In short: the boots should also have features and materials that all have a purpose and provide long-lasting and reliable protection to the user.
How to know if a pair of boots or shoes are EH-rated?
A boot is EH-rated only if it meets or exceeds ASTM standards described above. The manufacturers will add these standards in the form of printed label inside the shoes. Only if this label is present does it mean that the boots are EH rated and can protect against electric hazards and open circuits.
What boots should electricians wear?
In addition to an EH-rating, electricians should wear work boots with superior tread for slip resistance. Their boots or shoes should also have puncture-resistant soles. If one has to work around heavy equipment, then they also need safety toe boots for preventing crushing impacts and injuries.
The footwear should be ANSI approved. ANSI stands for American Nationals Standards Institute. Ideally, the selected footwear should meet the ANSI Z41 protection standards. Alternatively, look for boots with the aforementioned ASTM standards.

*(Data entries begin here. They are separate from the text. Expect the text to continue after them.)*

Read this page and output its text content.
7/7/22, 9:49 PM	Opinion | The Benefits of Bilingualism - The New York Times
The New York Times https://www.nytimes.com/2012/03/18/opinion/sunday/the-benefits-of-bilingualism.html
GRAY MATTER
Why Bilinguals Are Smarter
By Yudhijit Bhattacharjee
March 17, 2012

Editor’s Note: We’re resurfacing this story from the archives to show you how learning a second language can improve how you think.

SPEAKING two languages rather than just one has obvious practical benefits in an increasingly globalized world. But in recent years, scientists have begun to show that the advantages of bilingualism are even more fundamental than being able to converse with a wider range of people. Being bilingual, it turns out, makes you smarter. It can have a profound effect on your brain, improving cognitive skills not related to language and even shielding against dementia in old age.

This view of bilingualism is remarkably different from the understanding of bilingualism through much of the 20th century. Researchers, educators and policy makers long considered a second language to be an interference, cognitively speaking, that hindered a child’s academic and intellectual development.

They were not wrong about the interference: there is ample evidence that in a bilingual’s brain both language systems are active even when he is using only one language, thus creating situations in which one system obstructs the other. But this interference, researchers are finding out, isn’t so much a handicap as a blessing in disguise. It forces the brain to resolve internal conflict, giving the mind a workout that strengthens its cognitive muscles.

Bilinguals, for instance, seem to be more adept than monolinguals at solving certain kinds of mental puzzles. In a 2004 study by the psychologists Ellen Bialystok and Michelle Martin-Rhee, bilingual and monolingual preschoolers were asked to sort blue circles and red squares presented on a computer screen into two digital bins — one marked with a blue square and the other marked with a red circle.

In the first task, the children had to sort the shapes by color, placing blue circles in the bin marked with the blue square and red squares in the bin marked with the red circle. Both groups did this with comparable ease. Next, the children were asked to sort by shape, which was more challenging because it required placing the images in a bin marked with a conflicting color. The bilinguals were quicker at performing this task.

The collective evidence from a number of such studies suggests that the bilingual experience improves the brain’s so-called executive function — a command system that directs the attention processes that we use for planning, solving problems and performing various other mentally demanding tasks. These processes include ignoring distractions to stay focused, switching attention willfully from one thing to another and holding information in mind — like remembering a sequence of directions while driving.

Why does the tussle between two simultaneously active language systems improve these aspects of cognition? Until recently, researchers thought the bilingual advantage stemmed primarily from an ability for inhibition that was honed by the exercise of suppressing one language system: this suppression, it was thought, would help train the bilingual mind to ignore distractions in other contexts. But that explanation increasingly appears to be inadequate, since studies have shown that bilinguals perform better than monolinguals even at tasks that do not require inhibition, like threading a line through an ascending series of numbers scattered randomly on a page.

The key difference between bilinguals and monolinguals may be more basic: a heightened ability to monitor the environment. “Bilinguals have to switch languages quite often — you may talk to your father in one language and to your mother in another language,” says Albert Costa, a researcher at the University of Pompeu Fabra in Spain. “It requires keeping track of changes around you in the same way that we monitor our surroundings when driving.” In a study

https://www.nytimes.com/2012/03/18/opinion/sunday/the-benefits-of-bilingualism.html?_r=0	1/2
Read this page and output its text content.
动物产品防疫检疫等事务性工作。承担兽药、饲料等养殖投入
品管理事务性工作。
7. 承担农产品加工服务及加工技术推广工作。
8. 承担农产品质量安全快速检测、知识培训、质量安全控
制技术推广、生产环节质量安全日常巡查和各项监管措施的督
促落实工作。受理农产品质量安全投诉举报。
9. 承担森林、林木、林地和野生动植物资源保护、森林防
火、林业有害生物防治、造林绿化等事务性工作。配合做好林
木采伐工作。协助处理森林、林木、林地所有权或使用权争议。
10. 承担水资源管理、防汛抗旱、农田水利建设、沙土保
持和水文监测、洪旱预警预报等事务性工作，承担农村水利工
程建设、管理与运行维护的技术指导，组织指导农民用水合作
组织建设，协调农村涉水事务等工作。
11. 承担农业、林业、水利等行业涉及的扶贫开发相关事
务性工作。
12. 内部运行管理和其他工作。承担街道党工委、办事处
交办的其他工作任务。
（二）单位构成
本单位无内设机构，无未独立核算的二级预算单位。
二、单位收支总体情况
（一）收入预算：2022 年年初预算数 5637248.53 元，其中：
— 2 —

Under what circumstances are EH-rated shoes not required?
Electrical hazard rated footwear is only designed to be resistant to electrical conductance. It can protect the user from electric shocks, open or potentially live circuits, and other electrical hazards. They should not be worn in non-hazardous/flammable locations where conductive footwear is required. They are also not suitable for environments where it is necessary for the static charge buildup from the wearer’s body to flow off into the conductive, grounded floor.
Key Takeaway Points on Eh-Rated Boots
Electrical Hazard rated footwear is designed to prevent the flow of electricity through the shoe in event of contact with live wire or open circuit or electrically energized conductor, parts, or capacitors.
They are necessary for utility and railroad workers, engineers, electricians, welders, and employees working near live or potentially live circuits.
High-quality EH-rated boots conform to ASTM/OSHA/ANSI standards.
It is very important to remember that EH-shoes can only be depended upon when they are dry and in good repair. Their protection is greatly diminished when wet due to rain or perspiration.